The labor shortages obliges food producers to think outside the (mixing) bowl. As a result, food producers are moving to automation not only to produce but also to ensure a more consistent product quality and with that less product waste.
With labour shortages endemic throughout the food industry, companies are having to invest to retain and attract staff while at the same time planning a future with fewer people and greater levels of automation.
Just food magazine spoke to analysts after Nestlé reported its first-quarter sales, CEO Mark Schneider said the world’s largest food maker could have sold more products in North America if it wasn’t for labour shortages. “Sometimes we couldn’t run lines that we wanted to run,” he said.
To bring the challenges specifically to the mixing part of the complete production value chain; there is no greater need for skilled labor than at the mixing stage. Just one slight error or lack of judgment can result in a rash of ramifications throughout the rest of the production line. This is why bakery operators typically put their most experienced personnel at the front of the process.
In order words, your product quality is then depending on the skills and performance of workers that are now hard to retain and attract.

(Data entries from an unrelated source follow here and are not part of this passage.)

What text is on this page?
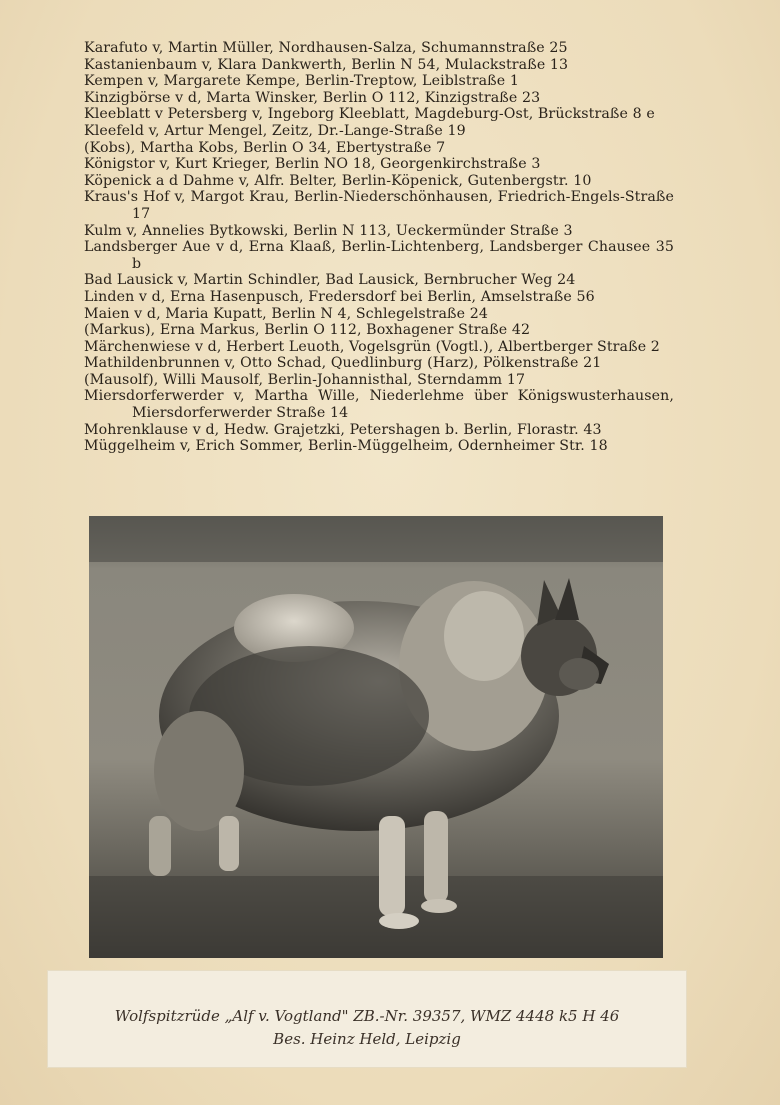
Karafuto v, Martin Müller, Nordhausen-Salza, Schumannstraße 25
Kastanienbaum v, Klara Dankwerth, Berlin N 54, Mulackstraße 13
Kempen v, Margarete Kempe, Berlin-Treptow, Leiblstraße 1
Kinzigbörse v d, Marta Winsker, Berlin O 112, Kinzigstraße 23
Kleeblatt v Petersberg v, Ingeborg Kleeblatt, Magdeburg-Ost, Brückstraße 8 e
Kleefeld v, Artur Mengel, Zeitz, Dr.-Lange-Straße 19
(Kobs), Martha Kobs, Berlin O 34, Ebertystraße 7
Königstor v, Kurt Krieger, Berlin NO 18, Georgenkirchstraße 3
Köpenick a d Dahme v, Alfr. Belter, Berlin-Köpenick, Gutenbergstr. 10
Kraus's Hof v, Margot Krau, Berlin-Niederschönhausen, Friedrich-Engels-Straße 17
Kulm v, Annelies Bytkowski, Berlin N 113, Ueckermünder Straße 3
Landsberger Aue v d, Erna Klaaß, Berlin-Lichtenberg, Landsberger Chausee 35 b
Bad Lausick v, Martin Schindler, Bad Lausick, Bernbrucher Weg 24
Linden v d, Erna Hasenpusch, Fredersdorf bei Berlin, Amselstraße 56
Maien v d, Maria Kupatt, Berlin N 4, Schlegelstraße 24
(Markus), Erna Markus, Berlin O 112, Boxhagener Straße 42
Märchenwiese v d, Herbert Leuoth, Vogelsgrün (Vogtl.), Albertberger Straße 2
Mathildenbrunnen v, Otto Schad, Quedlinburg (Harz), Pölkenstraße 21
(Mausolf), Willi Mausolf, Berlin-Johannisthal, Sterndamm 17
Miersdorferwerder v, Martha Wille, Niederlehme über Königswusterhausen, Miersdorferwerder Straße 14
Mohrenklause v d, Hedw. Grajetzki, Petershagen b. Berlin, Florastr. 43
Müggelheim v, Erich Sommer, Berlin-Müggelheim, Odernheimer Str. 18
Wolfspitzrüde „Alf v. Vogtland" ZB.-Nr. 39357, WMZ 4448 k5 H 46
Bes. Heinz Held, Leipzig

Yet.. the above is the case when your mixing process is operating in a batch mode. Continuous mixing is seen as a more automated alternative.
BATCH VS. CONTINUOUS
A continuous process means the quality of the product is computer controlled and completely independent of the skills of your operator. Product quality consistency is constantly controlled, tracked and traced. In the case of Sobatech, only dark-room operations are offered – meaning there is no need for light at the location of Sobatech’s continuous dosing and mixing processes.
Together with the increase in energy costs, these factors have led to a huge increase in continuous mixing enquiries over the years.
Back in 2019, when energy markets were still calm, energy had a 2% share in the total costs of food manufacturers in the EU. Given the sharp increase in energy prices, ING estimated that the share currently ranges between 7.5-10% (without price caps or compensation). There are also many signals that some food manufacturers have seen their energy bills rise to up to 30% of their total costs. In food processing, activities such as flour milling, baking and fruit/vegetable/potato processing are relatively energy intensive.
Before 2019, constant consistency had been the main reason for food producers to kill their old habits moving from batch to continuous, the past years Sobatech has seen that energy prices and labor shorages are what drive their customers to go continuous and strongly contribute to its success.